I've configured ispconfig 3 in cluster mode, following the guide on how to forge. All works fine, but i've a problem with glusterfs. I've used 2 virtual machine on vmware esxi. The problem is that when i'll try to unplug the network for test failover both partition /var/www and /var/vmail become inaccessibile on both servers. Any idea about that?
Hi there i've two server 172.16.46.244 and 172.16.46.243, when i unplug the .243 in the logs i can't see anything. [2012-04-04 13:03:20] N [server-protocol.c:6788:notify] server: 172.16.46.243:1023 disconnected [2012-04-04 13:03:21] N [server-protocol.c:6788:notify] server: 172.16.46.243:1022 disconnected [2012-04-04 13:03:21] N [server-protocol.c:6788:notify] server: 172.16.46.243:1019 disconnected [2012-04-04 13:03:21] N [server-helpers.c:842:server_connection_destroy] server: destroyed connection of cluster02-777-2012/04/02-22:59:06:137852-remote1-vmail [2012-04-04 13:03:24] N [server-protocol.c:5852:mop_setvolume] server: accepted client from 172.16.46.243:1023 [2012-04-04 13:03:30] N [server-protocol.c:5852:mop_setvolume] server: accepted client from 172.16.46.243:1022 [2012-04-04 13:03:30] N [server-protocol.c:5852:mop_setvolume] server: accepted client from 172.16.46.243:1019 Seems something like that when i unplug the connection, gluster got a long timeout before he can recognize lost of connection, infact when i reconnect he recognize the disconnection and reastablish the connection. Is that true?
If you followed the tutorial, then glusterfs has two connections for each volume, one to the local server and one to the remote server. If you disconnect the remote server then gluterfs will use the connection to the local server to accessthe volume data, so the volume does not get disconnected.
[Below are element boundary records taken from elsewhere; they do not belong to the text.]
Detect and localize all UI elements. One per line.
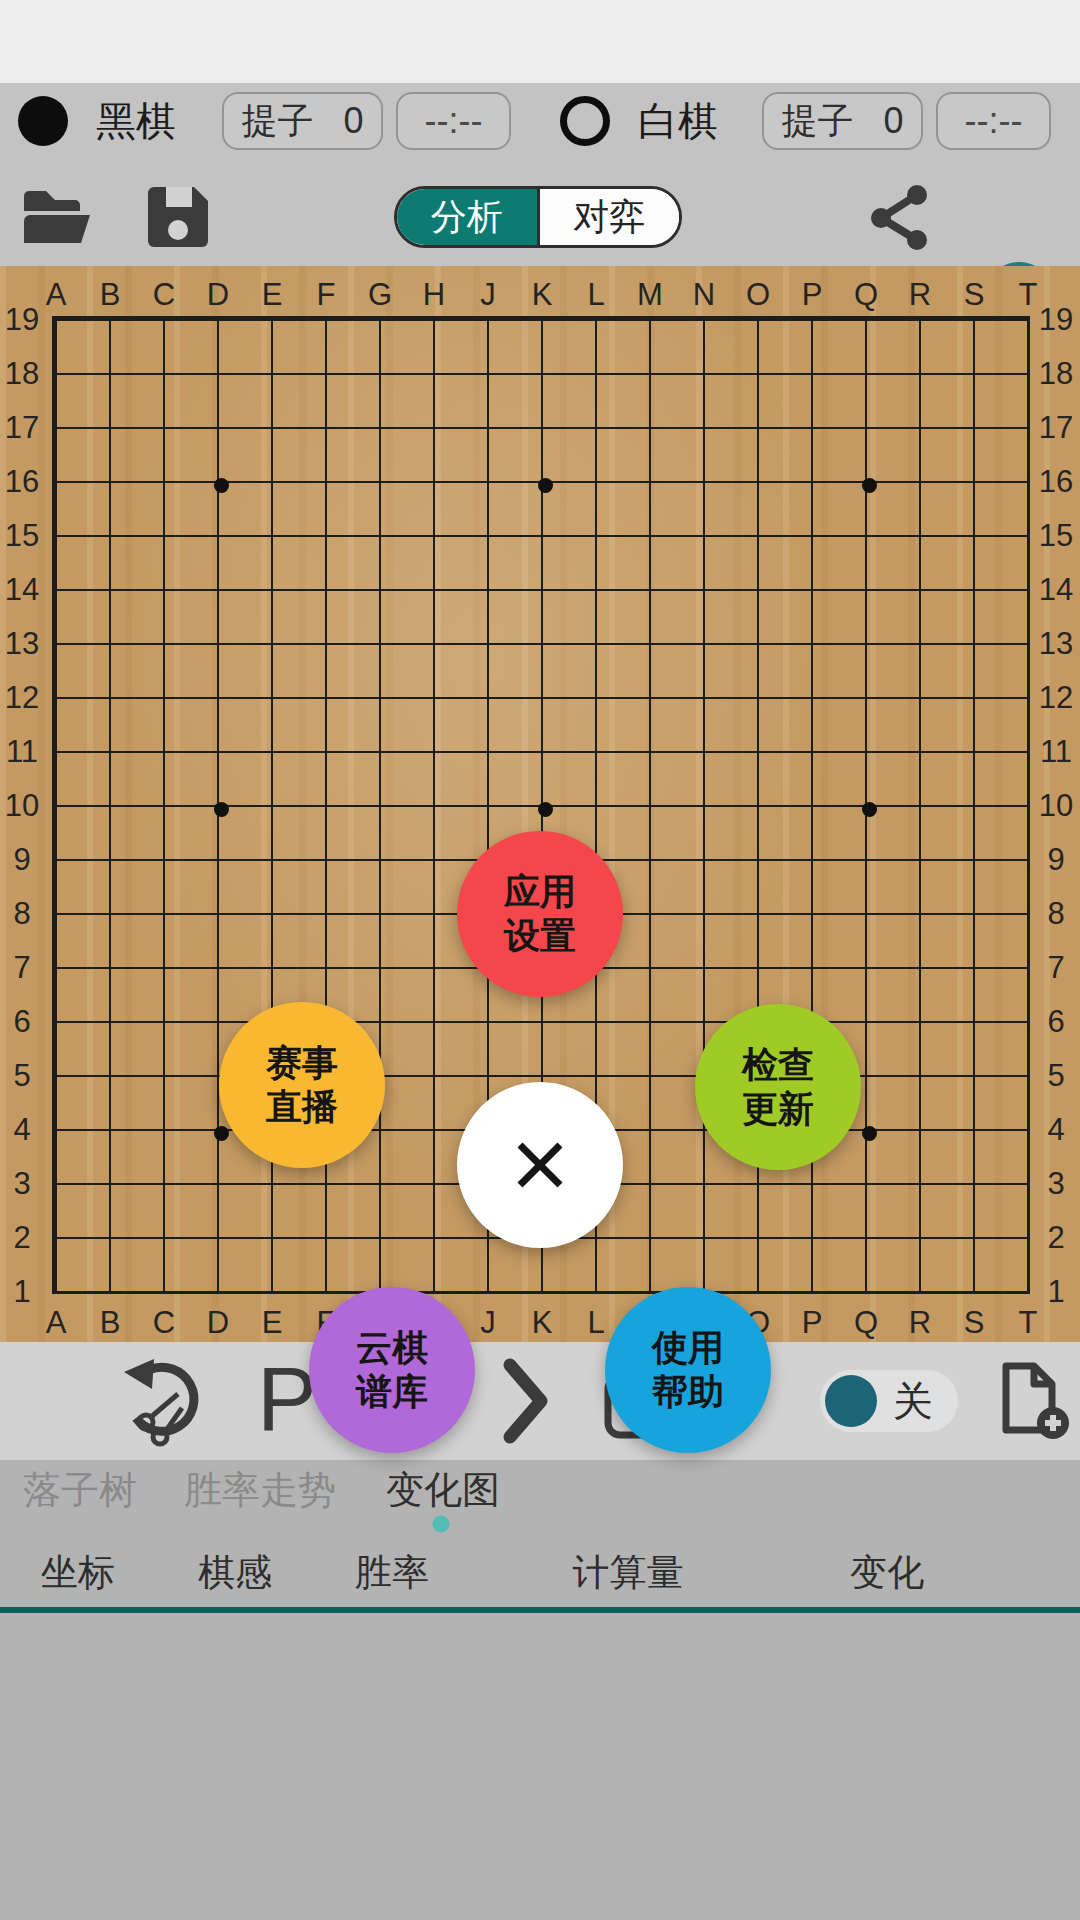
intersection-A9[interactable] bbox=[32, 836, 86, 890]
intersection-E15[interactable] bbox=[248, 512, 302, 566]
intersection-A16[interactable] bbox=[32, 458, 86, 512]
fab-check-update-button[interactable]: 检查更新 bbox=[695, 1004, 861, 1170]
intersection-R11[interactable] bbox=[896, 728, 950, 782]
intersection-J13[interactable] bbox=[464, 620, 518, 674]
intersection-H8[interactable] bbox=[410, 890, 464, 944]
intersection-N14[interactable] bbox=[680, 566, 734, 620]
intersection-D15[interactable] bbox=[194, 512, 248, 566]
intersection-B8[interactable] bbox=[86, 890, 140, 944]
intersection-A7[interactable] bbox=[32, 944, 86, 998]
intersection-R10[interactable] bbox=[896, 782, 950, 836]
tab-secondary-4[interactable]: 计算量 bbox=[573, 1548, 684, 1598]
intersection-M13[interactable] bbox=[626, 620, 680, 674]
intersection-S10[interactable] bbox=[950, 782, 1004, 836]
intersection-M10[interactable] bbox=[626, 782, 680, 836]
intersection-D8[interactable] bbox=[194, 890, 248, 944]
intersection-Q12[interactable] bbox=[842, 674, 896, 728]
intersection-P2[interactable] bbox=[788, 1214, 842, 1268]
save-icon[interactable] bbox=[146, 185, 210, 249]
intersection-L16[interactable] bbox=[572, 458, 626, 512]
intersection-G16[interactable] bbox=[356, 458, 410, 512]
intersection-B9[interactable] bbox=[86, 836, 140, 890]
intersection-C12[interactable] bbox=[140, 674, 194, 728]
intersection-B10[interactable] bbox=[86, 782, 140, 836]
intersection-E9[interactable] bbox=[248, 836, 302, 890]
intersection-D2[interactable] bbox=[194, 1214, 248, 1268]
intersection-C4[interactable] bbox=[140, 1106, 194, 1160]
intersection-Q16[interactable] bbox=[842, 458, 896, 512]
intersection-M7[interactable] bbox=[626, 944, 680, 998]
intersection-G11[interactable] bbox=[356, 728, 410, 782]
intersection-L6[interactable] bbox=[572, 998, 626, 1052]
intersection-O13[interactable] bbox=[734, 620, 788, 674]
intersection-Q18[interactable] bbox=[842, 350, 896, 404]
intersection-E14[interactable] bbox=[248, 566, 302, 620]
intersection-J6[interactable] bbox=[464, 998, 518, 1052]
intersection-C15[interactable] bbox=[140, 512, 194, 566]
intersection-A11[interactable] bbox=[32, 728, 86, 782]
intersection-N15[interactable] bbox=[680, 512, 734, 566]
coord-label: 11 bbox=[6, 734, 38, 770]
intersection-R9[interactable] bbox=[896, 836, 950, 890]
intersection-E11[interactable] bbox=[248, 728, 302, 782]
intersection-S13[interactable] bbox=[950, 620, 1004, 674]
intersection-J14[interactable] bbox=[464, 566, 518, 620]
intersection-N12[interactable] bbox=[680, 674, 734, 728]
intersection-R3[interactable] bbox=[896, 1160, 950, 1214]
tab-secondary-3[interactable]: 胜率 bbox=[355, 1548, 429, 1598]
intersection-N10[interactable] bbox=[680, 782, 734, 836]
intersection-A15[interactable] bbox=[32, 512, 86, 566]
intersection-B16[interactable] bbox=[86, 458, 140, 512]
intersection-C10[interactable] bbox=[140, 782, 194, 836]
intersection-Q9[interactable] bbox=[842, 836, 896, 890]
intersection-M12[interactable] bbox=[626, 674, 680, 728]
intersection-J18[interactable] bbox=[464, 350, 518, 404]
mode-play-button[interactable]: 对弈 bbox=[537, 189, 680, 245]
intersection-S2[interactable] bbox=[950, 1214, 1004, 1268]
intersection-S18[interactable] bbox=[950, 350, 1004, 404]
intersection-P9[interactable] bbox=[788, 836, 842, 890]
intersection-Q17[interactable] bbox=[842, 404, 896, 458]
intersection-O15[interactable] bbox=[734, 512, 788, 566]
intersection-D18[interactable] bbox=[194, 350, 248, 404]
intersection-G14[interactable] bbox=[356, 566, 410, 620]
black-captures-label: 提子 bbox=[241, 97, 313, 146]
intersection-D11[interactable] bbox=[194, 728, 248, 782]
intersection-N8[interactable] bbox=[680, 890, 734, 944]
coord-label: C bbox=[153, 1305, 175, 1341]
intersection-L11[interactable] bbox=[572, 728, 626, 782]
intersection-O11[interactable] bbox=[734, 728, 788, 782]
intersection-J16[interactable] bbox=[464, 458, 518, 512]
intersection-A18[interactable] bbox=[32, 350, 86, 404]
intersection-S15[interactable] bbox=[950, 512, 1004, 566]
intersection-S14[interactable] bbox=[950, 566, 1004, 620]
intersection-N3[interactable] bbox=[680, 1160, 734, 1214]
fab-live-events-button[interactable]: 赛事直播 bbox=[219, 1002, 385, 1168]
intersection-H13[interactable] bbox=[410, 620, 464, 674]
intersection-H10[interactable] bbox=[410, 782, 464, 836]
intersection-H14[interactable] bbox=[410, 566, 464, 620]
intersection-H2[interactable] bbox=[410, 1214, 464, 1268]
intersection-A17[interactable] bbox=[32, 404, 86, 458]
intersection-S12[interactable] bbox=[950, 674, 1004, 728]
intersection-F16[interactable] bbox=[302, 458, 356, 512]
toggle-knob bbox=[825, 1375, 877, 1427]
intersection-F18[interactable] bbox=[302, 350, 356, 404]
intersection-R13[interactable] bbox=[896, 620, 950, 674]
intersection-R6[interactable] bbox=[896, 998, 950, 1052]
intersection-O17[interactable] bbox=[734, 404, 788, 458]
intersection-D17[interactable] bbox=[194, 404, 248, 458]
intersection-C17[interactable] bbox=[140, 404, 194, 458]
intersection-L12[interactable] bbox=[572, 674, 626, 728]
intersection-C6[interactable] bbox=[140, 998, 194, 1052]
intersection-R16[interactable] bbox=[896, 458, 950, 512]
intersection-F11[interactable] bbox=[302, 728, 356, 782]
intersection-O2[interactable] bbox=[734, 1214, 788, 1268]
intersection-A12[interactable] bbox=[32, 674, 86, 728]
intersection-J11[interactable] bbox=[464, 728, 518, 782]
intersection-F3[interactable] bbox=[302, 1160, 356, 1214]
fab-label-bottom: 谱库 bbox=[356, 1370, 428, 1414]
intersection-E3[interactable] bbox=[248, 1160, 302, 1214]
intersection-G15[interactable] bbox=[356, 512, 410, 566]
intersection-O7[interactable] bbox=[734, 944, 788, 998]
intersection-G8[interactable] bbox=[356, 890, 410, 944]
intersection-C5[interactable] bbox=[140, 1052, 194, 1106]
intersection-E10[interactable] bbox=[248, 782, 302, 836]
intersection-L15[interactable] bbox=[572, 512, 626, 566]
intersection-H15[interactable] bbox=[410, 512, 464, 566]
intersection-G12[interactable] bbox=[356, 674, 410, 728]
intersection-S5[interactable] bbox=[950, 1052, 1004, 1106]
coord-label: A bbox=[46, 277, 67, 313]
intersection-N11[interactable] bbox=[680, 728, 734, 782]
intersection-A5[interactable] bbox=[32, 1052, 86, 1106]
intersection-L13[interactable] bbox=[572, 620, 626, 674]
intersection-C16[interactable] bbox=[140, 458, 194, 512]
intersection-P14[interactable] bbox=[788, 566, 842, 620]
intersection-M4[interactable] bbox=[626, 1106, 680, 1160]
intersection-H3[interactable] bbox=[410, 1160, 464, 1214]
intersection-O12[interactable] bbox=[734, 674, 788, 728]
intersection-M5[interactable] bbox=[626, 1052, 680, 1106]
intersection-Q7[interactable] bbox=[842, 944, 896, 998]
intersection-G3[interactable] bbox=[356, 1160, 410, 1214]
intersection-B5[interactable] bbox=[86, 1052, 140, 1106]
intersection-F8[interactable] bbox=[302, 890, 356, 944]
intersection-A13[interactable] bbox=[32, 620, 86, 674]
intersection-Q6[interactable] bbox=[842, 998, 896, 1052]
intersection-K16[interactable] bbox=[518, 458, 572, 512]
intersection-C13[interactable] bbox=[140, 620, 194, 674]
intersection-F15[interactable] bbox=[302, 512, 356, 566]
intersection-D10[interactable] bbox=[194, 782, 248, 836]
intersection-S9[interactable] bbox=[950, 836, 1004, 890]
intersection-D14[interactable] bbox=[194, 566, 248, 620]
intersection-G18[interactable] bbox=[356, 350, 410, 404]
intersection-O10[interactable] bbox=[734, 782, 788, 836]
intersection-H7[interactable] bbox=[410, 944, 464, 998]
tab-primary-3[interactable]: 变化图 bbox=[386, 1465, 500, 1516]
intersection-C3[interactable] bbox=[140, 1160, 194, 1214]
intersection-F13[interactable] bbox=[302, 620, 356, 674]
intersection-K14[interactable] bbox=[518, 566, 572, 620]
intersection-M8[interactable] bbox=[626, 890, 680, 944]
intersection-P12[interactable] bbox=[788, 674, 842, 728]
intersection-M9[interactable] bbox=[626, 836, 680, 890]
intersection-D13[interactable] bbox=[194, 620, 248, 674]
intersection-Q11[interactable] bbox=[842, 728, 896, 782]
intersection-G13[interactable] bbox=[356, 620, 410, 674]
intersection-H9[interactable] bbox=[410, 836, 464, 890]
intersection-J12[interactable] bbox=[464, 674, 518, 728]
intersection-F7[interactable] bbox=[302, 944, 356, 998]
intersection-A2[interactable] bbox=[32, 1214, 86, 1268]
intersection-Q8[interactable] bbox=[842, 890, 896, 944]
intersection-H4[interactable] bbox=[410, 1106, 464, 1160]
folder-open-icon[interactable] bbox=[20, 187, 94, 247]
intersection-A8[interactable] bbox=[32, 890, 86, 944]
mode-analysis-button[interactable]: 分析 bbox=[397, 189, 537, 245]
intersection-P16[interactable] bbox=[788, 458, 842, 512]
intersection-D12[interactable] bbox=[194, 674, 248, 728]
intersection-J15[interactable] bbox=[464, 512, 518, 566]
intersection-R15[interactable] bbox=[896, 512, 950, 566]
status-bar bbox=[0, 0, 1080, 83]
intersection-S7[interactable] bbox=[950, 944, 1004, 998]
intersection-N16[interactable] bbox=[680, 458, 734, 512]
intersection-J10[interactable] bbox=[464, 782, 518, 836]
tab-secondary-1[interactable]: 坐标 bbox=[41, 1548, 115, 1598]
intersection-G9[interactable] bbox=[356, 836, 410, 890]
fab-label-top: 赛事 bbox=[266, 1041, 338, 1085]
intersection-D16[interactable] bbox=[194, 458, 248, 512]
intersection-S6[interactable] bbox=[950, 998, 1004, 1052]
intersection-D3[interactable] bbox=[194, 1160, 248, 1214]
intersection-L18[interactable] bbox=[572, 350, 626, 404]
intersection-C8[interactable] bbox=[140, 890, 194, 944]
intersection-O8[interactable] bbox=[734, 890, 788, 944]
intersection-E17[interactable] bbox=[248, 404, 302, 458]
intersection-P8[interactable] bbox=[788, 890, 842, 944]
intersection-F2[interactable] bbox=[302, 1214, 356, 1268]
intersection-E8[interactable] bbox=[248, 890, 302, 944]
intersection-H5[interactable] bbox=[410, 1052, 464, 1106]
intersection-C11[interactable] bbox=[140, 728, 194, 782]
intersection-H16[interactable] bbox=[410, 458, 464, 512]
intersection-H18[interactable] bbox=[410, 350, 464, 404]
new-file-icon[interactable] bbox=[994, 1360, 1072, 1442]
intersection-C2[interactable] bbox=[140, 1214, 194, 1268]
intersection-Q13[interactable] bbox=[842, 620, 896, 674]
intersection-B11[interactable] bbox=[86, 728, 140, 782]
intersection-G2[interactable] bbox=[356, 1214, 410, 1268]
intersection-R2[interactable] bbox=[896, 1214, 950, 1268]
intersection-P10[interactable] bbox=[788, 782, 842, 836]
intersection-A4[interactable] bbox=[32, 1106, 86, 1160]
intersection-H6[interactable] bbox=[410, 998, 464, 1052]
intersection-R18[interactable] bbox=[896, 350, 950, 404]
intersection-P11[interactable] bbox=[788, 728, 842, 782]
intersection-R17[interactable] bbox=[896, 404, 950, 458]
intersection-K10[interactable] bbox=[518, 782, 572, 836]
intersection-O9[interactable] bbox=[734, 836, 788, 890]
intersection-H12[interactable] bbox=[410, 674, 464, 728]
intersection-G7[interactable] bbox=[356, 944, 410, 998]
intersection-A10[interactable] bbox=[32, 782, 86, 836]
intersection-F12[interactable] bbox=[302, 674, 356, 728]
intersection-S17[interactable] bbox=[950, 404, 1004, 458]
coord-label: 5 bbox=[1047, 1058, 1064, 1094]
intersection-E12[interactable] bbox=[248, 674, 302, 728]
intersection-M6[interactable] bbox=[626, 998, 680, 1052]
intersection-E16[interactable] bbox=[248, 458, 302, 512]
intersection-G17[interactable] bbox=[356, 404, 410, 458]
intersection-A14[interactable] bbox=[32, 566, 86, 620]
intersection-S8[interactable] bbox=[950, 890, 1004, 944]
intersection-O16[interactable] bbox=[734, 458, 788, 512]
intersection-D9[interactable] bbox=[194, 836, 248, 890]
intersection-N9[interactable] bbox=[680, 836, 734, 890]
intersection-R12[interactable] bbox=[896, 674, 950, 728]
intersection-N13[interactable] bbox=[680, 620, 734, 674]
tab-primary-2[interactable]: 胜率走势 bbox=[184, 1465, 336, 1516]
intersection-R8[interactable] bbox=[896, 890, 950, 944]
intersection-F10[interactable] bbox=[302, 782, 356, 836]
intersection-B15[interactable] bbox=[86, 512, 140, 566]
intersection-Q10[interactable] bbox=[842, 782, 896, 836]
intersection-K6[interactable] bbox=[518, 998, 572, 1052]
intersection-C9[interactable] bbox=[140, 836, 194, 890]
intersection-B13[interactable] bbox=[86, 620, 140, 674]
intersection-Q2[interactable] bbox=[842, 1214, 896, 1268]
intersection-B12[interactable] bbox=[86, 674, 140, 728]
intersection-B4[interactable] bbox=[86, 1106, 140, 1160]
undo-cut-icon[interactable] bbox=[122, 1356, 202, 1448]
intersection-S4[interactable] bbox=[950, 1106, 1004, 1160]
intersection-M14[interactable] bbox=[626, 566, 680, 620]
intersection-L10[interactable] bbox=[572, 782, 626, 836]
pass-button[interactable]: P bbox=[257, 1354, 317, 1444]
intersection-Q14[interactable] bbox=[842, 566, 896, 620]
intersection-O14[interactable] bbox=[734, 566, 788, 620]
intersection-S16[interactable] bbox=[950, 458, 1004, 512]
intersection-E2[interactable] bbox=[248, 1214, 302, 1268]
intersection-M2[interactable] bbox=[626, 1214, 680, 1268]
intersection-R14[interactable] bbox=[896, 566, 950, 620]
intersection-D7[interactable] bbox=[194, 944, 248, 998]
mode-toggle: 分析 对弈 bbox=[394, 186, 682, 248]
intersection-F9[interactable] bbox=[302, 836, 356, 890]
intersection-E7[interactable] bbox=[248, 944, 302, 998]
intersection-P18[interactable] bbox=[788, 350, 842, 404]
intersection-L17[interactable] bbox=[572, 404, 626, 458]
intersection-R7[interactable] bbox=[896, 944, 950, 998]
tab-secondary-5[interactable]: 变化 bbox=[850, 1548, 924, 1598]
intersection-B7[interactable] bbox=[86, 944, 140, 998]
fab-app-settings-button[interactable]: 应用设置 bbox=[457, 831, 623, 997]
intersection-C7[interactable] bbox=[140, 944, 194, 998]
intersection-B3[interactable] bbox=[86, 1160, 140, 1214]
coord-label: E bbox=[262, 277, 283, 313]
intersection-K17[interactable] bbox=[518, 404, 572, 458]
intersection-M11[interactable] bbox=[626, 728, 680, 782]
intersection-M18[interactable] bbox=[626, 350, 680, 404]
share-icon[interactable] bbox=[868, 183, 930, 251]
intersection-N18[interactable] bbox=[680, 350, 734, 404]
intersection-K18[interactable] bbox=[518, 350, 572, 404]
intersection-A6[interactable] bbox=[32, 998, 86, 1052]
intersection-A3[interactable] bbox=[32, 1160, 86, 1214]
intersection-O18[interactable] bbox=[734, 350, 788, 404]
intersection-P3[interactable] bbox=[788, 1160, 842, 1214]
intersection-C14[interactable] bbox=[140, 566, 194, 620]
coord-label: 15 bbox=[5, 518, 39, 554]
secondary-tabs-underline bbox=[0, 1607, 1080, 1613]
intersection-H11[interactable] bbox=[410, 728, 464, 782]
intersection-M15[interactable] bbox=[626, 512, 680, 566]
intersection-E18[interactable] bbox=[248, 350, 302, 404]
intersection-F14[interactable] bbox=[302, 566, 356, 620]
intersection-K11[interactable] bbox=[518, 728, 572, 782]
intersection-F17[interactable] bbox=[302, 404, 356, 458]
intersection-P13[interactable] bbox=[788, 620, 842, 674]
intersection-L14[interactable] bbox=[572, 566, 626, 620]
fab-usage-help-button[interactable]: 使用帮助 bbox=[605, 1287, 771, 1453]
toggle-switch[interactable]: 关 bbox=[820, 1370, 958, 1432]
intersection-N17[interactable] bbox=[680, 404, 734, 458]
intersection-H17[interactable] bbox=[410, 404, 464, 458]
intersection-B14[interactable] bbox=[86, 566, 140, 620]
intersection-Q3[interactable] bbox=[842, 1160, 896, 1214]
intersection-S3[interactable] bbox=[950, 1160, 1004, 1214]
intersection-B18[interactable] bbox=[86, 350, 140, 404]
intersection-K15[interactable] bbox=[518, 512, 572, 566]
intersection-Q15[interactable] bbox=[842, 512, 896, 566]
forward-chevron-icon[interactable] bbox=[503, 1358, 549, 1444]
intersection-K13[interactable] bbox=[518, 620, 572, 674]
intersection-C18[interactable] bbox=[140, 350, 194, 404]
intersection-N7[interactable] bbox=[680, 944, 734, 998]
intersection-B17[interactable] bbox=[86, 404, 140, 458]
intersection-M17[interactable] bbox=[626, 404, 680, 458]
coord-label: O bbox=[746, 277, 770, 313]
intersection-P17[interactable] bbox=[788, 404, 842, 458]
intersection-B6[interactable] bbox=[86, 998, 140, 1052]
intersection-S11[interactable] bbox=[950, 728, 1004, 782]
intersection-R4[interactable] bbox=[896, 1106, 950, 1160]
intersection-M16[interactable] bbox=[626, 458, 680, 512]
fab-close-button[interactable] bbox=[457, 1082, 623, 1248]
tab-primary-1[interactable]: 落子树 bbox=[23, 1465, 137, 1516]
intersection-P7[interactable] bbox=[788, 944, 842, 998]
intersection-R5[interactable] bbox=[896, 1052, 950, 1106]
intersection-G10[interactable] bbox=[356, 782, 410, 836]
intersection-N2[interactable] bbox=[680, 1214, 734, 1268]
intersection-E13[interactable] bbox=[248, 620, 302, 674]
intersection-J17[interactable] bbox=[464, 404, 518, 458]
fab-label-bottom: 直播 bbox=[266, 1085, 338, 1129]
intersection-B2[interactable] bbox=[86, 1214, 140, 1268]
tab-secondary-2[interactable]: 棋感 bbox=[198, 1548, 272, 1598]
intersection-M3[interactable] bbox=[626, 1160, 680, 1214]
intersection-P15[interactable] bbox=[788, 512, 842, 566]
intersection-K12[interactable] bbox=[518, 674, 572, 728]
fab-cloud-library-button[interactable]: 云棋谱库 bbox=[309, 1287, 475, 1453]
Maybe there is something wrong with your glusterfs config so that the volume runs on the remote connection only.
Here are my two configs file glusterfsd.vol Code: # Configuration for the vmail server volume volume posix-vmail type storage/posix option directory /data/export-vmail end-volume volume locks-vmail type features/locks subvolumes posix-vmail end-volume volume brick-vmail type performance/io-threads option thread-count 8 subvolumes locks-vmail end-volume # Configuration for the www server volume volume posix-www type storage/posix option directory /data/export-www end-volume volume locks-www type features/locks subvolumes posix-www end-volume volume brick-www type performance/io-threads option thread-count 8 subvolumes locks-www end-volume # export all volumes volume server type protocol/server option transport-type tcp subvolumes brick-vmail brick-www # Authentification options for the vmail volume option auth.addr.brick-vmail.allow 172.16.46.244,172.16.46.243 option auth.login.brick-vmail.allow user-vmail option auth.login.user-vmail.password XXXX # authentification options for www option auth.addr.brick-www.allow 172.16.46.244,172.16.46.243 option auth.login.brick-www.allow user-www option auth.login.user-www.password XXXX end-volume glusterfs-www.vol Code: volume remote1-www type protocol/client option transport-type tcp option remote-host 172.16.46.244 option remote-subvolume brick-www option username user-www option password XXXX end-volume volume remote2-www type protocol/client option transport-type tcp option remote-host 172.16.46.243 option remote-subvolume brick-www option username user-www option password XXXX end-volume volume replicate-www type cluster/replicate subvolumes remote1-www remote2-www end-volume volume writebehind-www type performance/write-behind option window-size 1MB subvolumes replicate-www end-volume volume cache-www type performance/io-cache option cache-size 256MB subvolumes writebehind-www end-volume
Strange thing.... About 15 i've unplugged the host .244 after some minutes (may be 10-15 minutes) glusterfs on the .243 started to work correctly. The strange thing is that the online node (.243) had recognized the previous disconnection only 2 hourse later [2012-04-04 17:02:39] N [server-protocol.c:6788:notify] server: 172.16.46.244:1020 disconnected [2012-04-04 17:06:16] N [server-protocol.c:6788:notify] server: 172.16.46.244:1018 disconnected Whats' going on? Some Timouts? Retry? Something else?